Dans les dictionnaires que possédait Philonarde, le mot sentier ne figurait pas. La jeune femme se demandait s'il avait un rapport avec le nombre six ou avec le sexe. La rue comportant de nombreuses boutiques, elle la parcourait souvent. Chaque fois, jetant à la plaque un coup d'oeil rapide, elle se disait que ce nom étrange et familier à la fois devrait bien se décider à livrer son secret, mais aucune vision ne se présentait à ce sujet. Quand un mystère résiste, il est plus sage de le laisser décanter. Il est bien rare qu'au bout de quelques temps, il ne se produise un événement, petit ou grand qui déchire le voile.

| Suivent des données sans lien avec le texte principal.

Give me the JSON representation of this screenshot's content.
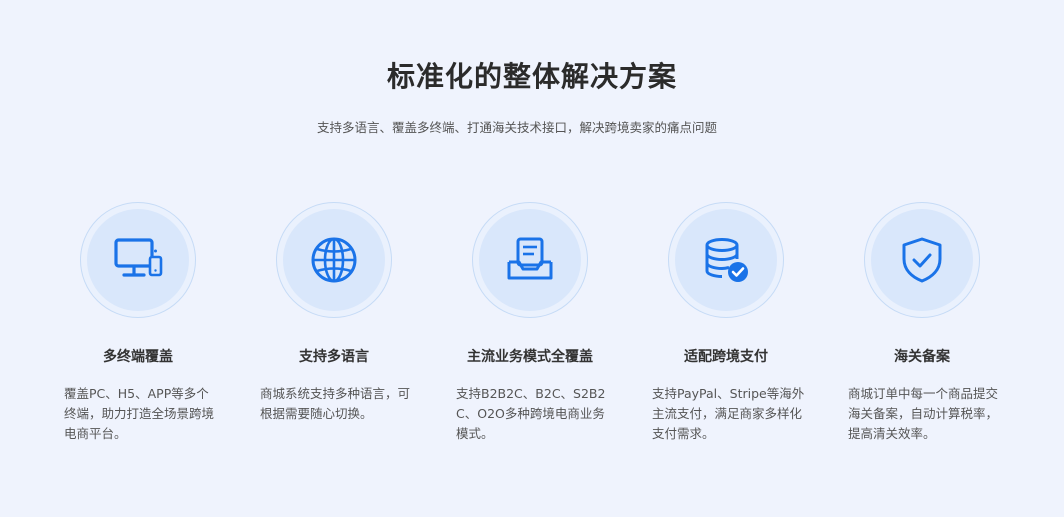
{
  "header": {
    "title": "标准化的整体解决方案",
    "subtitle": "支持多语言、覆盖多终端、打通海关技术接口，解决跨境卖家的痛点问题"
  },
  "features": [
    {
      "icon": "multi-device-icon",
      "title": "多终端覆盖",
      "desc": "覆盖PC、H5、APP等多个终端，助力打造全场景跨境电商平台。"
    },
    {
      "icon": "globe-icon",
      "title": "支持多语言",
      "desc": "商城系统支持多种语言，可根据需要随心切换。"
    },
    {
      "icon": "business-model-icon",
      "title": "主流业务模式全覆盖",
      "desc": "支持B2B2C、B2C、S2B2C、O2O多种跨境电商业务模式。"
    },
    {
      "icon": "payment-database-icon",
      "title": "适配跨境支付",
      "desc": "支持PayPal、Stripe等海外主流支付，满足商家多样化支付需求。"
    },
    {
      "icon": "shield-check-icon",
      "title": "海关备案",
      "desc": "商城订单中每一个商品提交海关备案，自动计算税率，提高清关效率。"
    }
  ],
  "colors": {
    "background": "#eff3fd",
    "icon_blue": "#1a73e8",
    "circle_fill": "#d9e7fb"
  }
}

Ce jour-là, rentrant de son travail épuisée, elle jeta son sac et son manteau sur le tapis, se prépara un Bourbon-coca et se cala dans le canapé. Il fallait à tout prix qu'elle se détende, sinon, elle allait étouffer... ou alors, elle finirait par étrangler son chef ! Philonarde somnolait vaguement quand elle eut une vision extraordinaire: c'était le soir; la rue du Vieux Sextier, méconnaissable, avait perdu ses pavés de marbre blanc - rue piétonne oblige - et ses boutiques modernes, au profit d'antiques pavés disjoints et de sombres échoppes aux devantures minuscules. Mais, ciel, quelle agitation ! Des voitures à chevaux la parcouraient dans un grand fracas de roues de fer, rebondissant sur les pavés inégaux. Dans tous les sens, des gens s'agitaient, s'interpellaient, riaient. Visiblement, on était au XVIII ème siècle. Les hommes qui sillonnaient cette artère animée étaient vêtus d'une manière raffinée: bas de soie, chaussures à talons carrés et à boucles d'argent, vestes magnifiques taillées dans de riches brocards. A cette époque, la rue n'était pas fréquentée par le populo !..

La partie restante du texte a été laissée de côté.